A cunhada do ex-secretário para as Obras Públicas e Transportes e arguida no processo que corre no TJB, não reconheceu a assinatura em sete documentos que fazem parte da acusação. Os papéis chegaram ontem ao tribunal, depois de terem desaparecido do processo e do advogado da arguida, Pedro Leal, ter requerido a imediata localização das provas em falta.
Já na fase de investigação, Ao Chan Wa Choi não tinha reconhecido a validade das assinaturas. Ontem, olhou para as folhas e disse sete vezes “Não é a minha assinatura”. Os documentos estavam a ser avaliados pela Polícia Judiciária que, entretanto, não conseguiu determinar a validade da caligrafia.

CAIXA
Julgamento segue sem presença de pai de Ao Man Long
Ao Veng Kong autorizado a ficar no hospital

Assim que a primeira testemunha acabou de falar, o pai de Ao Man Long, o octogenário Ao Veng Kong, voltou a recordar ao colectivo de juízes do TJB o estado clínico grave em que se encontra. O advogado Pedro Leal tinha já requerido ao tribunal, na semana passada, para o julgamento seguir na ausência do arguido, mas até ontem de manhã ainda não havia uma decisão. A autorização só chegou ao final da tarde.

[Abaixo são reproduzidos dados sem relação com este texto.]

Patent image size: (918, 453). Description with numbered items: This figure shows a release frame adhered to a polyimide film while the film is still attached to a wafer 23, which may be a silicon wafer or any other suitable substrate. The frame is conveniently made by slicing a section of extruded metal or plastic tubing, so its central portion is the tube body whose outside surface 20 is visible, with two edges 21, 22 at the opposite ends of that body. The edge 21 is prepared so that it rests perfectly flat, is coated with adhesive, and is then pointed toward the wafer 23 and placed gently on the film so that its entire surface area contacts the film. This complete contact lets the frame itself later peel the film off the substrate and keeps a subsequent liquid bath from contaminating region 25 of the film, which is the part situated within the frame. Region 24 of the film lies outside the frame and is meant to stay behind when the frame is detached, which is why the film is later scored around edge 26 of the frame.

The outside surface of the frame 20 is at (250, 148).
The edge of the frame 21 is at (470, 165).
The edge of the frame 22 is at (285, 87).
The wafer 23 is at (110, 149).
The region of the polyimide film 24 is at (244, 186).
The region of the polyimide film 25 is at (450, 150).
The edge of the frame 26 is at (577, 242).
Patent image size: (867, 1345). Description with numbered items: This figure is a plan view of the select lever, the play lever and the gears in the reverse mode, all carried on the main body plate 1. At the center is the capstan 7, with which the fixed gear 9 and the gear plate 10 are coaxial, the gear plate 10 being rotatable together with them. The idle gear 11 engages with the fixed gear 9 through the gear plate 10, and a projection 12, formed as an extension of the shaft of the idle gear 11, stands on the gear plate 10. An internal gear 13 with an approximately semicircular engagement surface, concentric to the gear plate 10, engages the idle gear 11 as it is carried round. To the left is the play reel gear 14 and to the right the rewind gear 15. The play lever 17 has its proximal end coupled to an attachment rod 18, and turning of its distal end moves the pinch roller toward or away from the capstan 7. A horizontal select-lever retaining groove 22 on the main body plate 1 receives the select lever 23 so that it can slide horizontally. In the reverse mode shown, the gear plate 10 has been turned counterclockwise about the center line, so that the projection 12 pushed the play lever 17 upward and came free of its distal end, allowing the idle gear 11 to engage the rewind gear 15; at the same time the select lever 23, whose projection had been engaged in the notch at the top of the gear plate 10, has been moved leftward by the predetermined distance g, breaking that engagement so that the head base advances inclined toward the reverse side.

Passava já das 18 horas quando o colectivo voltou a chamar a depor Ao Veng Kong. O arguido tornou a repetir que assinou documentos em inglês a pedido do filho, que não levantou quaisquer questões e que desconhecia o montante das contas que abriu em Hong Kong. Uma das juízas estranhou o facto do octogenário ter assinado os papéis relativos às operações bancárias com caracteres ocidentais. O arguido respondeu que não se recordava porque escreveu assim o nome e balanceou: “A caligrafia parece ser minha”.
A meio do inquérito, a presidente do TJB, Alice Costa, fez saber que o requerimento para Ao Veng Kong se ausentar da sala do tribunal, tal como havia sido pedido por Pedro Leal, não poderia ser diferido. A pergunta foi feita directamente ao arguido: “O tribunal pode autorizar a sua ausência, mas não pelo artigo 315. Porém, o senhor tem direito a saber o que se passa na sala de audiência. Qual é a sua vontade?”.
Ao Veng Kong não entendeu o discurso. A resposta afirmativa coube assim ao advogado que garantiu que as declarações prestadas doravante na audiência seriam transmitidas ao arguido, internado no Centro Hospitalar Conde S. Januário.